Há também um outro aspecto que deve nos fazer refletir. Muitos encontros digitais são organizados com os mesmos (um tanto desgastados) métodos de comunicação com os quais certas noites foram organizadas nos círculos culturais (e em todos os outros lugares, incluindo paróquias, que sediaram e hospedam este tipo de reunião). Você faz um pôster e posta nas redes sociais (ou manda para os amigos pelo WhatsApp), como costumava ser pendurado no mural. Isso é tudo.

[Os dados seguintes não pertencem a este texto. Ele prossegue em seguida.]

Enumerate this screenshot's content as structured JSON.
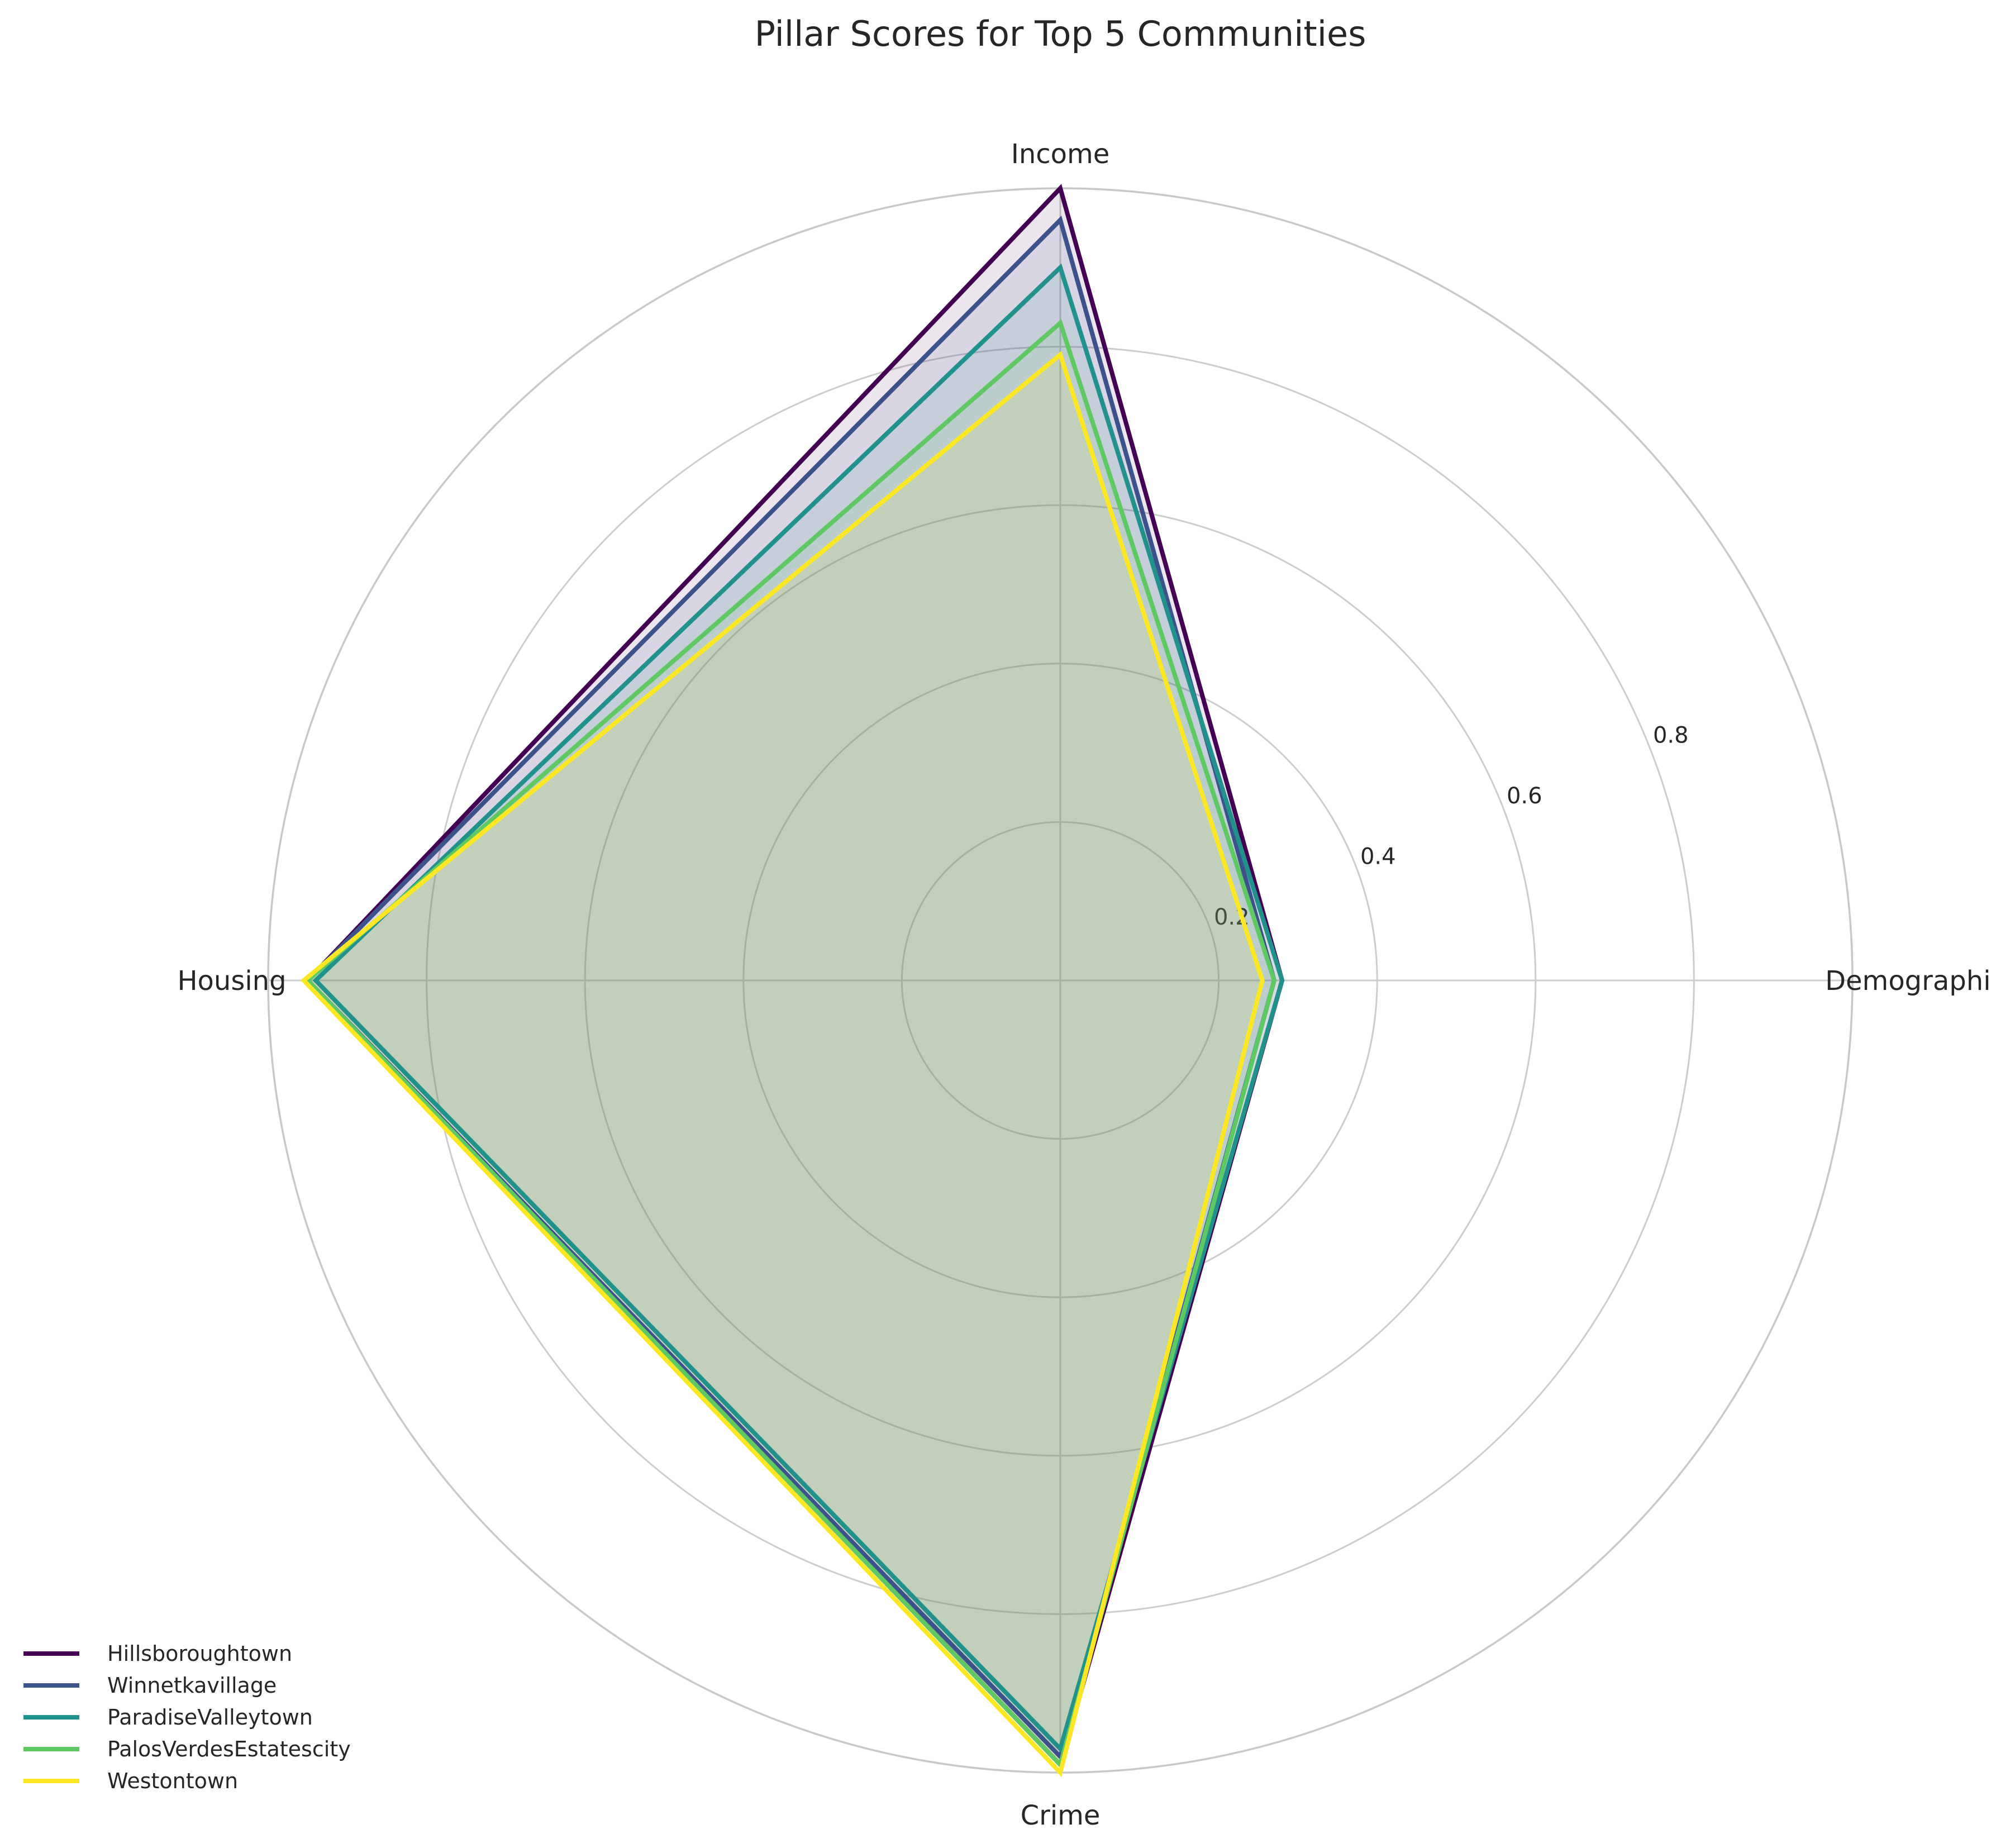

Sem falar que, neste ano de pandemia, muitos palestrantes se acostumaram tanto a dirigir vídeos caseiros que, em muitos casos, não se faz mais esforço para se apresentar ao público da melhor forma possível. E quem também escolhe a foto mais eficaz (geralmente de uma estante cheia de volumes) não se preocupa com a iluminação da sala, a qualidade do áudio e – muito mais sério – sua “postura” enquanto os outros intervêm. Há os que bebem chá, os que desabam na cadeira, os que deitam na poltrona, os que coçam a cabeça e os que vêm fazer caretas e até bocejar, esquecendo-se de estar constantemente “no ar” e por isso visível para todos. Mas a coisa mais séria que eu acho é outra: a maioria dos moderadores e palestrantes das videoconferências ao vivo conversam entre si e nunca falam ao público. Não o cumprimentam, não o agradecem, não procuram envolvê-lo ou mesmo (às vezes) interessá-lo. É como se esses momentos não acontecessem online para todos, mas fossem chats privados entre algumas pessoas.

Desde que “ir ao ar” no Facebook, Instagram, YouTube e ClubHouse se forem muito simples, devem ter fortes razões para um espectador gastar tempo acompanhando uma transmissão ao vivo. Na verdade, para ouvir ou assistir, ele está se afastando de dezenas de outras propostas digitais: de um vídeo no YouTube a uma série no Netflix ou Prime Video ou Disney +, passando por uma música no Spotify ou um artigo no website. Também podemos seguir a nossa trajetória de vídeo e não nos esforçarmos para tentar conquistar o público, desde que não nos queixamos se o nosso público for de apenas algumas dezenas de pessoas.